The AI Renaissance of recent years has led many to ask how this technology can help with one of the greatest threats to humanity: climate change. A new investigation document written by some of the most famous thinkers in the field, tries to answer this question and gives some examples of how machine learning can help prevent human destruction.
The proposed use cases are varied, ranging from the use of AI and satellite images to better follow deforestation, to the development of new materials that can replace steel and cement (the production of which accounts for nine percent of global greenhouse gas emissions).
But despite this variety, the paper (that we saw through MIT Technology Review) returns time and time again to a few broad areas of application. A prominent feature of this is the use of machine vision to monitor the environment; use of data analysis to find inefficiencies in emission-heavy industries; and the use of AI to model complex systems, such as our own climate on earth, so that we can better prepare ourselves for future changes.
The document's authors – including DeepMind CEO Demis Hassabis, Turing award winner Yoshua Bengio and Google Brain co-founder Andrew Ng – say that AI could be "invaluable" in mitigating and preventing the worse effects of climate change, but note that it is not a & # 39; silver bullet & # 39; and political action is desperately needed.
"Technology alone is not enough," write the article authors, led by David Rolnick, a postdoctoral fellow at the University of Pennsylvania. "(T) e technologies that would reduce climate change have been available for years, but have largely not been adopted by society. Although we hope that ML will be useful in reducing the costs associated with climate action, humanity should also decide to act. "
In total, the paper suggests 13 fields where machine learning can be deployed (from which we have selected eight examples), categorized by the time frame of their potential impact and whether the technology involved is sufficiently developed to reap certain rewards. You can read the entire paper for yourself hereor browse our list below.
- Build better electricity systems. Electricity systems are "flooded with data", but too little is being done to benefit from this information. Machine learning can help by predicting electricity generation and demand, allowing suppliers to better integrate renewable resources into national networks and reduce waste. Google's English laboratory, DeepMind, has already demonstrated this type of work, with the help of AI to predict the energy production of wind farms.
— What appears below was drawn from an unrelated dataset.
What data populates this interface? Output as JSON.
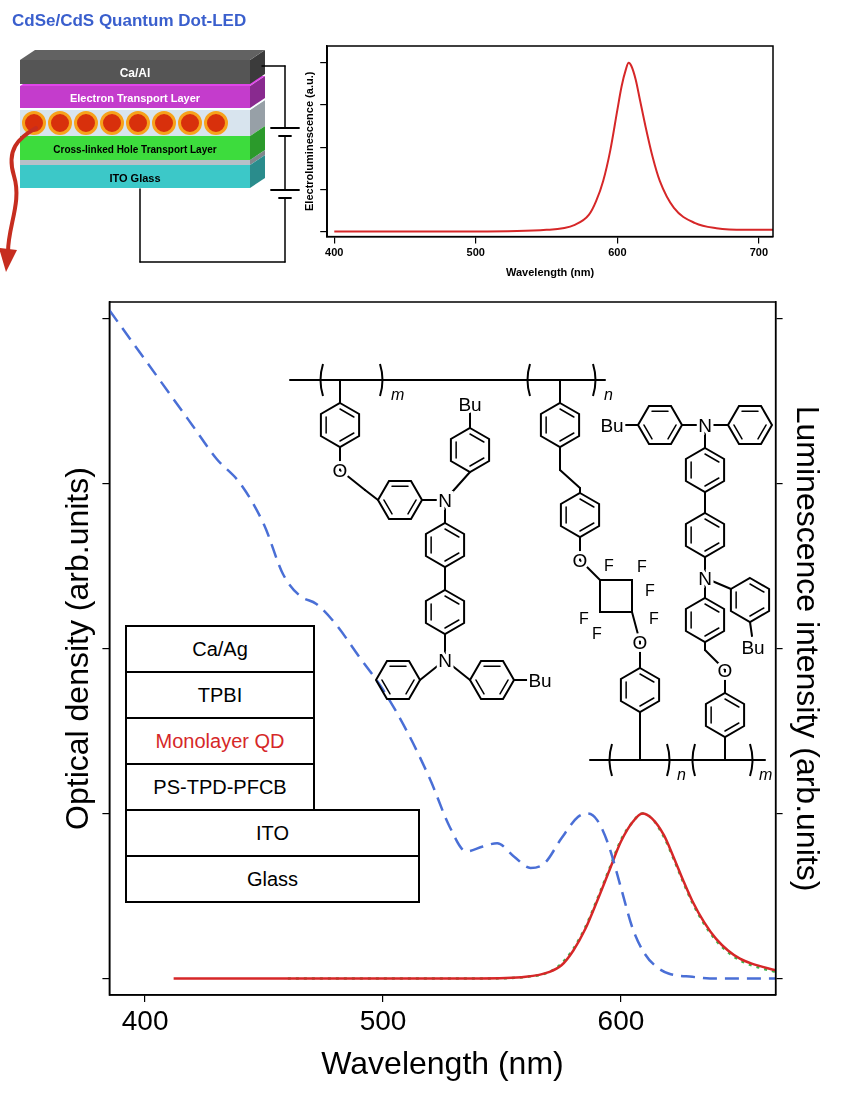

- Monitoring of agricultural emissions and deforestation. Greenhouse gases are not only emitted by engines and power plants – a large part comes from the destruction of trees, peat areas and other plants that have captured carbon through the process of photosynthesis over millions of years. Deforestation and unsustainable agriculture cause this carbon to be released into the atmosphere again, but with the help of satellite images and AI we can determine exactly where this is happening and protect these natural carbon sinks.
- Make new low-carbon materials. The authors of the article note that nine percent of all global greenhouse gas emissions come from the production of concrete and steel. Machine learning can help reduce this number by helping to develop low-carbon alternatives to these materials. AI helps scientists discover new materials by allowing them to model the properties and interactions of never before seen chemical compounds.
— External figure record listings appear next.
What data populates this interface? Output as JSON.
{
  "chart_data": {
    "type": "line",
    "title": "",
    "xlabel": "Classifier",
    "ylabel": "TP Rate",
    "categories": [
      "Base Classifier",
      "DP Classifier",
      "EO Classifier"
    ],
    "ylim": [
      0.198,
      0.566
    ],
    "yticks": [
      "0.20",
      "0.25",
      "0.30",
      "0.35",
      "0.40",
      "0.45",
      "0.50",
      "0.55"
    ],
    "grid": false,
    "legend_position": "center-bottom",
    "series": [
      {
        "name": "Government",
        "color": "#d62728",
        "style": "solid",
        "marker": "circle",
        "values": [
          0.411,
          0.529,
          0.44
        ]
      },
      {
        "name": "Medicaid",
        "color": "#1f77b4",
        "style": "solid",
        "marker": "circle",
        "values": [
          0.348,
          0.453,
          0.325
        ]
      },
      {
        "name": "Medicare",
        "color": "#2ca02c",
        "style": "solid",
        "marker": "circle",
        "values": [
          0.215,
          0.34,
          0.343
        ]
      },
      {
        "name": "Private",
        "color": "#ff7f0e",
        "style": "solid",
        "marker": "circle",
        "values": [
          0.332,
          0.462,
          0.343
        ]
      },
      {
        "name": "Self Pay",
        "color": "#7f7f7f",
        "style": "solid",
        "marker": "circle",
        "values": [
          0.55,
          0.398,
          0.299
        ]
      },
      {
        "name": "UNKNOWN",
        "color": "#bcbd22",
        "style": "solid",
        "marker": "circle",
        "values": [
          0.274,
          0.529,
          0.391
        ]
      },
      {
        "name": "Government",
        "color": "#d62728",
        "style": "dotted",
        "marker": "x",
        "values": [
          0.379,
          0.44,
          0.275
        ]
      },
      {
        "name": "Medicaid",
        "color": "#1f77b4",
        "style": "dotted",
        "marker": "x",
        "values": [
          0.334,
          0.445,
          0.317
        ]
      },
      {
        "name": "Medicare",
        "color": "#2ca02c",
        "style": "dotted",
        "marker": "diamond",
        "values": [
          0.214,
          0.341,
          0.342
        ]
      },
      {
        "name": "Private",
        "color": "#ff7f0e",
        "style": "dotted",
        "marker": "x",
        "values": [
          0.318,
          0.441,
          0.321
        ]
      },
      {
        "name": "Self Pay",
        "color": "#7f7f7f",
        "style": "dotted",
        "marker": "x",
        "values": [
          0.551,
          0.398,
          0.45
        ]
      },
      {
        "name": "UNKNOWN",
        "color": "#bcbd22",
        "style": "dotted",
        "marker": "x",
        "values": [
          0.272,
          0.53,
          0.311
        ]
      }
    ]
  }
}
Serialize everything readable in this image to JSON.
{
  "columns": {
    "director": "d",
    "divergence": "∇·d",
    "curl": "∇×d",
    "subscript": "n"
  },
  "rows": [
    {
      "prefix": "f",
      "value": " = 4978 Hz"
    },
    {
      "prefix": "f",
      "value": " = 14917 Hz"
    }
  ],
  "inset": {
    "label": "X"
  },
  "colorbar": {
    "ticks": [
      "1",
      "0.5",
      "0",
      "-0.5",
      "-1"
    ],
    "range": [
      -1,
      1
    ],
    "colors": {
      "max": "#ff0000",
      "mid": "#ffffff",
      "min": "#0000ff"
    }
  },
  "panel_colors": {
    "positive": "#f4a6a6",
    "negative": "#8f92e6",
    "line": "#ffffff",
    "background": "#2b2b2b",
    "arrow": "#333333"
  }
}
- Predict extreme weather conditions. Many of the greatest effects of climate change in the coming decades will be driven by hugely complex systems, such as cloud changes and ice sheet dynamics. These are exactly the kind of problems that AI is great at. Modeling these changes will help scientists predict extreme weather conditions, such as droughts and hurricanes, which in turn will help governments protect against their worst consequences.
- Make transport more efficient. The transport sector accounts for a quarter of global energy-related CO2 emissions, two-thirds of which are generated by road users. As with electricity systems, machine learning can make this sector more efficient, reducing the number of wasted journeys, increasing vehicle efficiency and shifting freight to low-carbon options such as rail transport. AI could also reduce car use through the use of shared, autonomous vehicles, but the authors note that this technology is still not proven.
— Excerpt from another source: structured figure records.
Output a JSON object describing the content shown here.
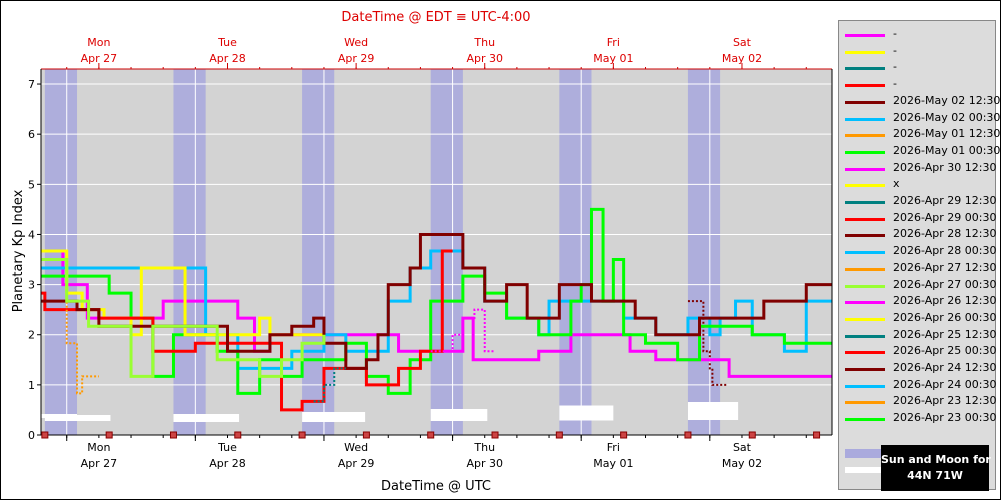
{
  "chart_data": {
    "type": "line",
    "title": "DateTime @ EDT ≡ UTC-4:00",
    "xlabel": "DateTime @ UTC",
    "ylabel": "Planetary Kp Index",
    "ylim": [
      0,
      7.3
    ],
    "y_ticks": [
      0,
      1,
      2,
      3,
      4,
      5,
      6,
      7
    ],
    "top_axis_labels": [
      {
        "day": "Mon",
        "date": "Apr 27"
      },
      {
        "day": "Tue",
        "date": "Apr 28"
      },
      {
        "day": "Wed",
        "date": "Apr 29"
      },
      {
        "day": "Thu",
        "date": "Apr 30"
      },
      {
        "day": "Fri",
        "date": "May 01"
      },
      {
        "day": "Sat",
        "date": "May 02"
      }
    ],
    "bottom_axis_labels": [
      {
        "day": "Mon",
        "date": "Apr 27"
      },
      {
        "day": "Tue",
        "date": "Apr 28"
      },
      {
        "day": "Wed",
        "date": "Apr 29"
      },
      {
        "day": "Thu",
        "date": "Apr 30"
      },
      {
        "day": "Fri",
        "date": "May 01"
      },
      {
        "day": "Sat",
        "date": "May 02"
      }
    ],
    "x_range_days": [
      -0.2,
      5.95
    ],
    "night_bands_days": [
      [
        -0.17,
        0.08
      ],
      [
        0.83,
        1.08
      ],
      [
        1.83,
        2.08
      ],
      [
        2.83,
        3.08
      ],
      [
        3.83,
        4.08
      ],
      [
        4.83,
        5.08
      ]
    ],
    "sun_moon_bars_days": [
      [
        -0.22,
        0.08
      ],
      [
        -0.17,
        0.34
      ],
      [
        0.83,
        1.34
      ],
      [
        1.83,
        2.32
      ],
      [
        2.83,
        3.27
      ],
      [
        3.83,
        4.25
      ],
      [
        4.83,
        5.22
      ]
    ],
    "grid": true,
    "legend_placement": "right",
    "series": [
      {
        "name": "2026-May 02 12:30",
        "color": "#800000",
        "dashed": true,
        "x": [
          4.83,
          4.92,
          4.95,
          5.0,
          5.02,
          5.13
        ],
        "y": [
          2.67,
          2.67,
          1.67,
          1.33,
          1.0,
          1.0
        ]
      },
      {
        "name": "-",
        "color": "#ff00ff",
        "dashed": false,
        "x": [
          -0.2,
          -0.08,
          -0.03,
          0.0,
          0.08,
          0.16,
          0.21,
          0.3,
          0.5,
          0.65,
          0.75,
          0.96,
          1.0,
          1.2,
          1.33,
          1.46,
          1.58,
          1.75,
          1.98,
          2.25,
          2.58,
          2.76,
          2.88,
          3.08,
          3.16,
          3.36,
          3.54,
          3.67,
          3.92,
          4.08,
          4.17,
          4.38,
          4.58,
          4.92,
          5.15,
          5.95
        ],
        "y": [
          3.67,
          3.67,
          3.0,
          3.0,
          3.0,
          2.33,
          2.33,
          2.33,
          2.33,
          2.33,
          2.67,
          2.67,
          2.67,
          2.67,
          2.33,
          1.67,
          2.0,
          2.0,
          2.0,
          2.0,
          1.67,
          1.67,
          1.67,
          2.33,
          1.5,
          1.5,
          1.5,
          1.67,
          2.0,
          2.0,
          2.0,
          1.67,
          1.5,
          1.5,
          1.17,
          1.17
        ]
      },
      {
        "name": "2026-May 02 00:30",
        "color": "#00bfff",
        "dashed": false,
        "x": [
          -0.2,
          -0.17,
          1.08,
          1.33,
          1.58,
          1.75,
          2.0,
          2.17,
          2.5,
          2.67,
          2.83,
          3.08,
          3.25,
          3.42,
          3.67,
          3.75,
          3.92,
          4.17,
          4.33,
          4.58,
          4.83,
          5.0,
          5.08,
          5.2,
          5.33,
          5.58,
          5.75,
          5.95
        ],
        "y": [
          3.33,
          3.33,
          2.0,
          1.33,
          1.33,
          1.67,
          2.0,
          1.67,
          2.67,
          3.33,
          3.67,
          3.33,
          2.67,
          2.33,
          2.0,
          2.67,
          2.67,
          2.67,
          2.33,
          2.0,
          2.33,
          2.0,
          2.33,
          2.67,
          2.0,
          1.67,
          2.67,
          2.67
        ]
      },
      {
        "name": "2026-May 01 00:30",
        "color": "#00ff00",
        "dashed": false,
        "x": [
          -0.2,
          0.0,
          0.33,
          0.5,
          0.67,
          0.83,
          1.17,
          1.33,
          1.5,
          1.67,
          1.83,
          2.17,
          2.33,
          2.5,
          2.67,
          2.83,
          3.08,
          3.25,
          3.42,
          3.67,
          3.92,
          4.0,
          4.08,
          4.17,
          4.25,
          4.33,
          4.5,
          4.75,
          4.92,
          5.17,
          5.33,
          5.58,
          5.95
        ],
        "y": [
          3.17,
          3.17,
          2.83,
          2.33,
          1.17,
          2.0,
          1.67,
          0.83,
          1.5,
          1.17,
          1.5,
          1.83,
          1.17,
          0.83,
          1.5,
          2.67,
          3.17,
          2.83,
          2.33,
          2.0,
          2.67,
          3.0,
          4.5,
          2.67,
          3.5,
          2.0,
          1.83,
          1.5,
          2.17,
          2.17,
          2.0,
          1.83,
          1.83
        ]
      },
      {
        "name": "2026-Apr 30 12:30",
        "color": "#ffff00",
        "dashed": false,
        "x": [
          -0.2,
          -0.17,
          0.0,
          0.12,
          0.29,
          0.5,
          0.58,
          0.75,
          0.92,
          1.0,
          1.25,
          1.5,
          1.58,
          1.75,
          2.0
        ],
        "y": [
          3.67,
          3.67,
          2.83,
          2.5,
          2.33,
          2.0,
          3.33,
          3.33,
          2.0,
          2.0,
          2.0,
          2.33,
          2.0,
          2.0,
          2.0
        ]
      },
      {
        "name": "2026-Apr 29 00:30",
        "color": "#ff0000",
        "dashed": false,
        "x": [
          -0.2,
          -0.17,
          0.0,
          0.08,
          0.25,
          0.42,
          0.58,
          0.67,
          0.83,
          0.92,
          1.0,
          1.67,
          1.83,
          2.0,
          2.25,
          2.33,
          2.42,
          2.58,
          2.75,
          2.92,
          3.0
        ],
        "y": [
          2.83,
          2.5,
          2.5,
          2.5,
          2.33,
          2.33,
          2.33,
          1.67,
          1.67,
          1.67,
          1.83,
          0.5,
          0.67,
          1.33,
          1.33,
          1.0,
          1.0,
          1.33,
          1.67,
          3.67,
          3.67
        ]
      },
      {
        "name": "2026-Apr 28 12:30",
        "color": "#800000",
        "dashed": false,
        "x": [
          -0.2,
          -0.17,
          0.08,
          0.25,
          0.42,
          0.58,
          0.75,
          1.08,
          1.25,
          1.42,
          1.58,
          1.75,
          1.92,
          2.0,
          2.17,
          2.33,
          2.42,
          2.5,
          2.67,
          2.75,
          2.83,
          2.92,
          3.08,
          3.25,
          3.42,
          3.58,
          3.75,
          3.83,
          4.0,
          4.08,
          4.25,
          4.42,
          4.58,
          4.75,
          4.92,
          5.08,
          5.25,
          5.42,
          5.58,
          5.75,
          5.95
        ],
        "y": [
          2.67,
          2.67,
          2.5,
          2.17,
          2.17,
          2.17,
          2.17,
          2.17,
          1.67,
          1.67,
          2.0,
          2.17,
          2.33,
          1.83,
          1.33,
          1.5,
          2.0,
          3.0,
          3.33,
          4.0,
          4.0,
          4.0,
          3.33,
          2.67,
          3.0,
          2.33,
          2.33,
          3.0,
          3.0,
          2.67,
          2.67,
          2.33,
          2.0,
          2.0,
          2.33,
          2.33,
          2.33,
          2.67,
          2.67,
          3.0,
          3.0
        ]
      },
      {
        "name": "2026-Apr 27 12:30",
        "color": "#ff9900",
        "dashed": true,
        "x": [
          -0.2,
          -0.12,
          0.0,
          0.05,
          0.08,
          0.12,
          0.25
        ],
        "y": [
          3.5,
          3.5,
          1.83,
          1.83,
          0.83,
          1.17,
          1.17
        ]
      },
      {
        "name": "2026-Apr 27 00:30",
        "color": "#99ff33",
        "dashed": false,
        "x": [
          -0.2,
          -0.17,
          0.0,
          0.17,
          0.33,
          0.5,
          0.67,
          0.83,
          1.17,
          1.5,
          1.67,
          1.83,
          2.0
        ],
        "y": [
          3.5,
          3.5,
          2.67,
          2.17,
          2.17,
          1.17,
          2.17,
          2.17,
          1.5,
          1.17,
          1.5,
          1.83,
          2.0
        ]
      },
      {
        "name": "2026-Apr 26 12:30",
        "color": "#ff00ff",
        "dashed": true,
        "x": [
          2.83,
          3.0,
          3.08,
          3.17,
          3.25,
          3.33
        ],
        "y": [
          1.67,
          2.0,
          2.33,
          2.5,
          1.67,
          1.67
        ]
      },
      {
        "name": "2026-Apr 25 12:30",
        "color": "#008080",
        "dashed": true,
        "x": [
          1.92,
          2.0,
          2.08,
          2.17
        ],
        "y": [
          0.67,
          1.0,
          1.33,
          1.33
        ]
      }
    ]
  },
  "legend": {
    "items": [
      {
        "label": "-",
        "color": "#ff00ff"
      },
      {
        "label": "-",
        "color": "#ffff00"
      },
      {
        "label": "-",
        "color": "#008080"
      },
      {
        "label": "-",
        "color": "#ff0000"
      },
      {
        "label": "2026-May 02 12:30",
        "color": "#800000"
      },
      {
        "label": "2026-May 02 00:30",
        "color": "#00bfff"
      },
      {
        "label": "2026-May 01 12:30",
        "color": "#ff9900"
      },
      {
        "label": "2026-May 01 00:30",
        "color": "#00ff00"
      },
      {
        "label": "2026-Apr 30 12:30",
        "color": "#ff00ff"
      },
      {
        "label": "x",
        "color": "#ffff00"
      },
      {
        "label": "2026-Apr 29 12:30",
        "color": "#008080"
      },
      {
        "label": "2026-Apr 29 00:30",
        "color": "#ff0000"
      },
      {
        "label": "2026-Apr 28 12:30",
        "color": "#800000"
      },
      {
        "label": "2026-Apr 28 00:30",
        "color": "#00bfff"
      },
      {
        "label": "2026-Apr 27 12:30",
        "color": "#ff9900"
      },
      {
        "label": "2026-Apr 27 00:30",
        "color": "#99ff33"
      },
      {
        "label": "2026-Apr 26 12:30",
        "color": "#ff00ff"
      },
      {
        "label": "2026-Apr 26 00:30",
        "color": "#ffff00"
      },
      {
        "label": "2026-Apr 25 12:30",
        "color": "#008080"
      },
      {
        "label": "2026-Apr 25 00:30",
        "color": "#ff0000"
      },
      {
        "label": "2026-Apr 24 12:30",
        "color": "#800000"
      },
      {
        "label": "2026-Apr 24 00:30",
        "color": "#00bfff"
      },
      {
        "label": "2026-Apr 23 12:30",
        "color": "#ff9900"
      },
      {
        "label": "2026-Apr 23 00:30",
        "color": "#00ff00"
      }
    ],
    "night_band_color": "#aaaadd",
    "sun_moon_color": "#ffffff"
  },
  "sun_moon_box": {
    "line1": "Sun and Moon for",
    "line2": "44N 71W"
  }
}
- Reduce wasted energy from buildings. The energy used in buildings accounts for another quarter of the world's CO2 emissions from energy, and presents part of "the lowest hanging fruit" for climate action. Buildings last a long time and are rarely equipped with new technology. By adding just a few smart sensors for monitoring air temperature, water temperature and energy consumption, energy consumption can be reduced by 20 percent in a single building, and large-scale projects that monitor entire cities could have an even greater impact.
- Geoengineer a more reflective earth. This use case is probably the most extreme and speculative of all those mentioned, but it is one of some scientists are hopeful about it. If we can find ways to make clouds more reflective or create artificial clouds with the help of spray cans, we can reflect more of the sun's heat back into space. That's a big one as However, modeling the possible side effects of all schedules is hugely important. AI could help with this, but the authors of the article note that there are still significant & # 39; governance challenges & # 39; ahead.
- Give individuals tools to reduce their ecological footprint. According to the authors of the article, it is "a common misconception that individuals cannot take meaningful action against climate change." But people must know how they can help. Machine learning can help by calculating a person's ecological footprint and marking small changes that they can make to reduce them – such as using public transport more; buy meat less often; or reducing the electricity consumption in their home. Adding individual actions can create a large cumulative effect.